Progress towards Elimination of HIV Mother-to-Child Transmission in the Dominican Republic from 1999 to 2011
In 1999, prevention of mother-to-child transmission (pMTCT) using antiretrovirals was introduced in the Dominican Republic (DR). Highly active antiretroviral therapy (HAART) was introduced for immunosuppressed persons in 2004 and for pMTCT in 2008. To assess progress towards MTCT elimination, data from requisitions for HIV nucleic acid amplification tests for diagnosis of HIV infection in perinatally exposed infants born in the DR from 1999 to 2011 were analyzed. The MTCT rate was 142/1,274 (11.1%) in 1999–2008 and 12/302 (4.0%) in 2009–2011 (P<.001), with a rate of 154/1,576 (9.8%) for both periods combined.

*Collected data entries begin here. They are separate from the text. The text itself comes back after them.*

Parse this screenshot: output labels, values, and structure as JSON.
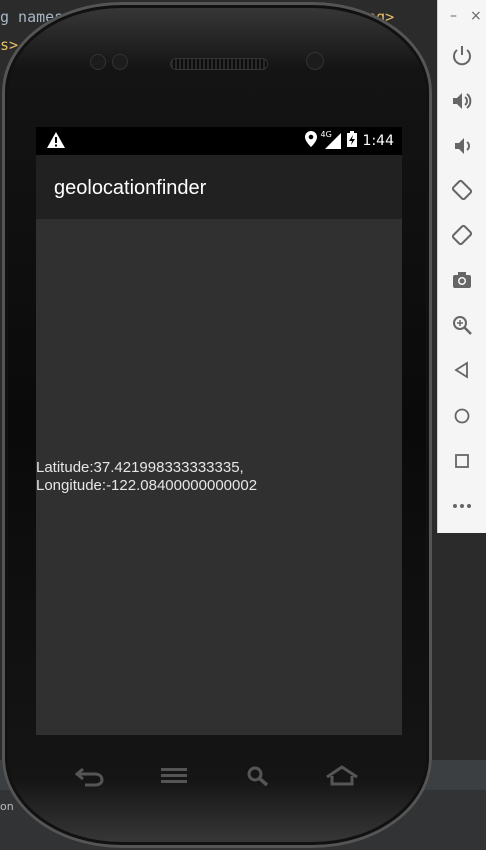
{
  "ide": {
    "line1_left": "g names",
    "line1_right": "tring>",
    "line2": "s>",
    "bottom_text": "on"
  },
  "device": {
    "status_time": "1:44",
    "network_label": "4G"
  },
  "app": {
    "title": "geolocationfinder",
    "latitude_text": "Latitude:37.421998333333335,",
    "longitude_text": "Longitude:-122.08400000000002"
  },
  "toolbar": {
    "minimize_label": "–",
    "close_label": "×",
    "items": [
      {
        "icon": "power-icon"
      },
      {
        "icon": "volume-up-icon"
      },
      {
        "icon": "volume-down-icon"
      },
      {
        "icon": "rotate-left-icon"
      },
      {
        "icon": "rotate-right-icon"
      },
      {
        "icon": "camera-icon"
      },
      {
        "icon": "zoom-icon"
      },
      {
        "icon": "back-icon"
      },
      {
        "icon": "home-icon"
      },
      {
        "icon": "overview-icon"
      },
      {
        "icon": "more-icon"
      }
    ]
  },
  "colors": {
    "toolbar_icon": "#3a7bd5",
    "app_bar": "#212121",
    "content_bg": "#303030"
  }
}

This decline was associated with significant increases in the proportions of women who received prenatal HAART (from 12.3% to 67.9%) and infants who received exclusive formula feeding (from 76.3% to 86.1%) and declines in proportions of women who received no prenatal antiretrovirals (from 31.9% to 12.2%) or received only single-dose nevirapine (from 39.5% to 19.5%). In 2007, over 95% of DR pregnant women received prenatal care, HIV testing, and professionally attended delivery. However, only 58% of women in underserved sugarcane plantation communities (2007) and 76% in HIV sentinel surveillance hospitals (2003–2005) received their HIV test results. HIV-MTCT elimination is feasible but persistent lack of access to critical pMTCT measures must be addressed.